Sun StorageTek Storage Archive Manager Troubleshooting Guide
|
|
Troubleshooting Sun StorageTek SAM Software
|
This chapter describes how to troubleshoot basic Sun StorageTek SAM functions. It contains the following sections:
Troubleshooting the Archiver
The archiver automatically writes Sun StorageTek SAM files to archive media. Operator intervention is not required to archive and stage the files. The archiver starts automatically when a SAM-QFS file system is mounted. You can customize the archiver's operations for your site by inserting archiving directives into the following file:
/etc/opt/SUNWsamfs/archiver.cmd
Upon initial setup, the archiver might not perform the tasks as intended. Make sure that you are using the following tools to monitor the archiving activity of the system:
- The File System Manager software - To display archiving activity, go to the Servers page and click the name of the server for which you want to display file system information. Click the System Administration node in the navigation tree, and then select Monitoring Console to display system information like active daemons, file system, library and drive, or archiving activities.

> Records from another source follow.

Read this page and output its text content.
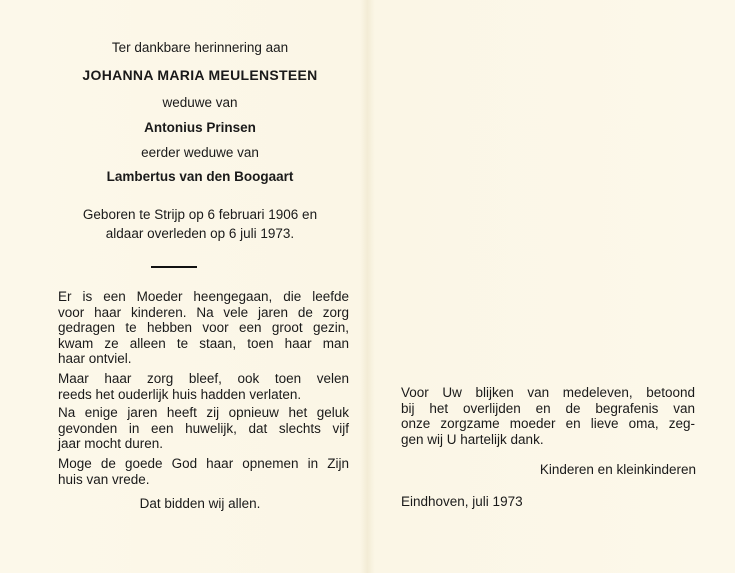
Ter dankbare herinnering aan
JOHANNA MARIA MEULENSTEEN
weduwe van
Antonius Prinsen
eerder weduwe van
Lambertus van den Boogaart
Geboren te Strijp op 6 februari 1906 en
aldaar overleden op 6 juli 1973.
Er is een Moeder heengegaan, die leefde
voor haar kinderen. Na vele jaren de zorg
gedragen te hebben voor een groot gezin,
kwam ze alleen te staan, toen haar man
haar ontviel.
Maar haar zorg bleef, ook toen velen
reeds het ouderlijk huis hadden verlaten.
Na enige jaren heeft zij opnieuw het geluk
gevonden in een huwelijk, dat slechts vijf
jaar mocht duren.
Moge de goede God haar opnemen in Zijn
huis van vrede.
Dat bidden wij allen.
Voor Uw blijken van medeleven, betoond
bij het overlijden en de begrafenis van
onze zorgzame moeder en lieve oma, zeg-
gen wij U hartelijk dank.
Kinderen en kleinkinderen
Eindhoven, juli 1973
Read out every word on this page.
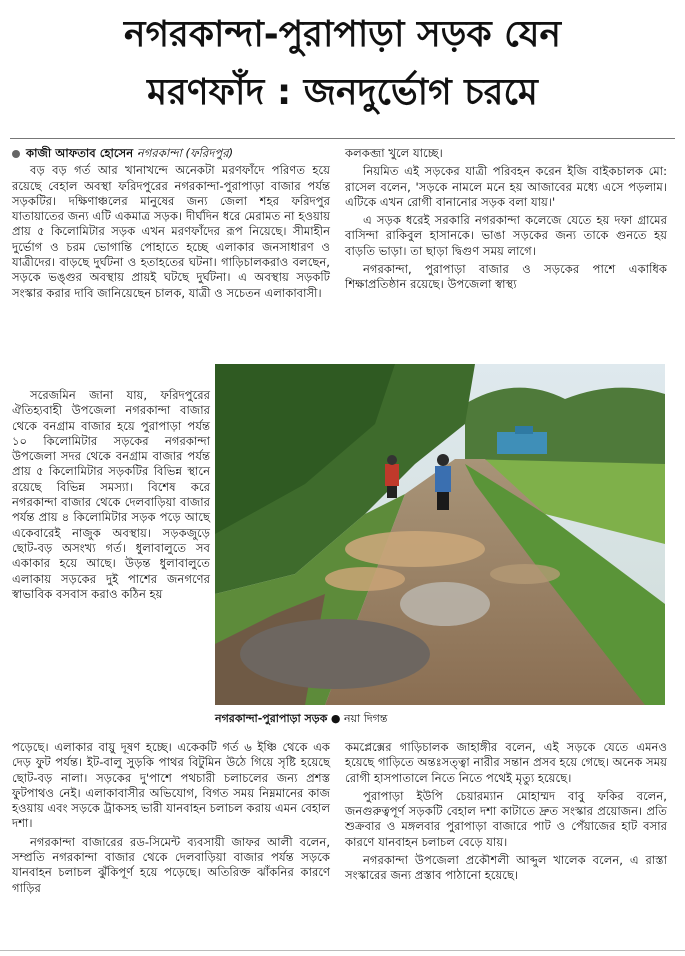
নগরকান্দা-পুরাপাড়া সড়ক যেন
মরণফাঁদ : জনদুর্ভোগ চরমে
কাজী আফতাব হোসেন নগরকান্দা (ফরিদপুর)

বড় বড় গর্ত আর খানাখন্দে অনেকটা মরণফাঁদে পরিণত হয়ে রয়েছে বেহাল অবস্থা ফরিদপুরের নগরকান্দা-পুরাপাড়া বাজার পর্যন্ত সড়কটির। দক্ষিণাঞ্চলের মানুষের জন্য জেলা শহর ফরিদপুর যাতায়াতের জন্য এটি একমাত্র সড়ক। দীর্ঘদিন ধরে মেরামত না হওয়ায় প্রায় ৫ কিলোমিটার সড়ক এখন মরণফাঁদের রূপ নিয়েছে। সীমাহীন দুর্ভোগ ও চরম ভোগান্তি পোহাতে হচ্ছে এলাকার জনসাধারণ ও যাত্রীদের। বাড়ছে দুর্ঘটনা ও হতাহতের ঘটনা। গাড়িচালকরাও বলছেন, সড়কে ভঙ্গুর অবস্থায় প্রায়ই ঘটছে দুর্ঘটনা। এ অবস্থায় সড়কটি সংস্কার করার দাবি জানিয়েছেন চালক, যাত্রী ও সচেতন এলাকাবাসী।

সরেজমিন জানা যায়, ফরিদপুরের ঐতিহ্যবাহী উপজেলা নগরকান্দা বাজার থেকে বনগ্রাম বাজার হয়ে পুরাপাড়া পর্যন্ত ১০ কিলোমিটার সড়কের নগরকান্দা উপজেলা সদর থেকে বনগ্রাম বাজার পর্যন্ত প্রায় ৫ কিলোমিটার সড়কটির বিভিন্ন স্থানে রয়েছে বিভিন্ন সমস্যা। বিশেষ করে নগরকান্দা বাজার থেকে দেলবাড়িয়া বাজার পর্যন্ত প্রায় ৪ কিলোমিটার সড়ক পড়ে আছে একেবারেই নাজুক অবস্থায়। সড়কজুড়ে ছোট-বড় অসংখ্য গর্ত। ধুলাবালুতে সব একাকার হয়ে আছে। উড়ন্ত ধুলাবালুতে এলাকায় সড়কের দুই পাশের জনগণের স্বাভাবিক বসবাস করাও কঠিন হয়

কলকব্জা খুলে যাচ্ছে।

নিয়মিত এই সড়কের যাত্রী পরিবহন করেন ইজি বাইকচালক মো: রাসেল বলেন, 'সড়কে নামলে মনে হয় আজাবের মধ্যে এসে পড়লাম। এটিকে এখন রোগী বানানোর সড়ক বলা যায়।'

এ সড়ক ধরেই সরকারি নগরকান্দা কলেজে যেতে হয় দফা গ্রামের বাসিন্দা রাকিবুল হাসানকে। ভাঙা সড়কের জন্য তাকে গুনতে হয় বাড়তি ভাড়া। তা ছাড়া দ্বিগুণ সময় লাগে।

নগরকান্দা, পুরাপাড়া বাজার ও সড়কের পাশে একাধিক শিক্ষাপ্রতিষ্ঠান রয়েছে। উপজেলা স্বাস্থ্য

নগরকান্দা-পুরাপাড়া সড়ক ● নয়া দিগন্ত

পড়েছে। এলাকার বায়ু দূষণ হচ্ছে। একেকটি গর্ত ৬ ইঞ্চি থেকে এক দেড় ফুট পর্যন্ত। ইট-বালু সুড়কি পাথর বিটুমিন উঠে গিয়ে সৃষ্টি হয়েছে ছোট-বড় নালা। সড়কের দু'পাশে পথচারী চলাচলের জন্য প্রশস্ত ফুটপাথও নেই। এলাকাবাসীর অভিযোগ, বিগত সময় নিম্নমানের কাজ হওয়ায় এবং সড়কে ট্রাকসহ ভারী যানবাহন চলাচল করায় এমন বেহাল দশা।

নগরকান্দা বাজারের রড-সিমেন্ট ব্যবসায়ী জাফর আলী বলেন, সম্প্রতি নগরকান্দা বাজার থেকে দেলবাড়িয়া বাজার পর্যন্ত সড়কে যানবাহন চলাচল ঝুঁকিপূর্ণ হয়ে পড়েছে। অতিরিক্ত ঝাঁকনির কারণে গাড়ির

কমপ্লেক্সের গাড়িচালক জাহাঙ্গীর বলেন, এই সড়কে যেতে এমনও হয়েছে গাড়িতে অন্তঃসত্ত্বা নারীর সন্তান প্রসব হয়ে গেছে। অনেক সময় রোগী হাসপাতালে নিতে নিতে পথেই মৃত্যু হয়েছে।

পুরাপাড়া ইউপি চেয়ারম্যান মোহাম্মদ বাবু ফকির বলেন, জনগুরুত্বপূর্ণ সড়কটি বেহাল দশা কাটাতে দ্রুত সংস্কার প্রয়োজন। প্রতি শুক্রবার ও মঙ্গলবার পুরাপাড়া বাজারে পাট ও পেঁয়াজের হাট বসার কারণে যানবাহন চলাচল বেড়ে যায়।

নগরকান্দা উপজেলা প্রকৌশলী আব্দুল খালেক বলেন, এ রাস্তা সংস্কারের জন্য প্রস্তাব পাঠানো হয়েছে।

For complete information on using File System Manager to monitor jobs, see the File System Manager online help file.
- samu(1M) utility's a display - This display shows archiver activity for each file system. It also displays archiver errors and warning messages, such as the following:
Errors in archiver commands - no archiving will be done
|
The samu(1M) utility's a display includes messages for each file system. It indicates when the archiver will scan the .inodes file again and the files currently being archived.
- Archive logs - You can define these logs in the archiver.cmd file, and you should monitor them regularly to ensure that files are archived to volumes. Archive logs can become excessively large and should be reduced regularly either manually or through a cron(1) job. Archive these log files for safekeeping, because the information in them enables data recovery.
- sfind(1) command - Use this command to check periodically for unarchived files. If you have unarchived files, make sure you know why they are not being archived.
- sls(1) command - Files are not considered for release unless a valid archive copy exists. The sls -D command displays inode information for a file, including copy information.
Note - Output from the sls -D command might show the word archdone on a file. This is not an indication that the file has an archive copy. It is only an indication that the file has been scanned by the archiver and that all the work associated with the archiver itself has been completed. An archive copy exists only when you can view the copy information displayed by the sls(1) command.
|
Occasionally, you might see messages indicating that the archiver either has run out of space on cartridges or has no cartridges. These messages are as follows:
- When the archiver has no cartridges assigned to an archive set:
No volumes available for Archive Set setname
|
- When the archiver has no space on the cartridges assigned to an archive set:
No space available on Archive Set setname
|
Why Files Are Not Archiving
Reasons your Sun StorageTek SAM environment might not be archiving files include the following:
- The archiver.cmd file has a syntax error. Run the archiver -lv command to identify the error, then correct the flagged lines.
- The archiver.cmd file has a wait directive in it. Either remove the wait directive or override it by using the samu(1M) utility's :arrun command.
- No volumes are available. You can view this from archiver(1M) -lv command output. Add more volumes as needed. You might have to export existing cartridges to free up slots in the automated library.
- The volumes for an archive set are full. You can export cartridges and replace them with new cartridges (make sure that the new cartridges are labeled), or you can recycle the cartridges. For more information on recycling, see the Sun StorageTek Storage Archive Manager Archive Configuration and Administration Guide.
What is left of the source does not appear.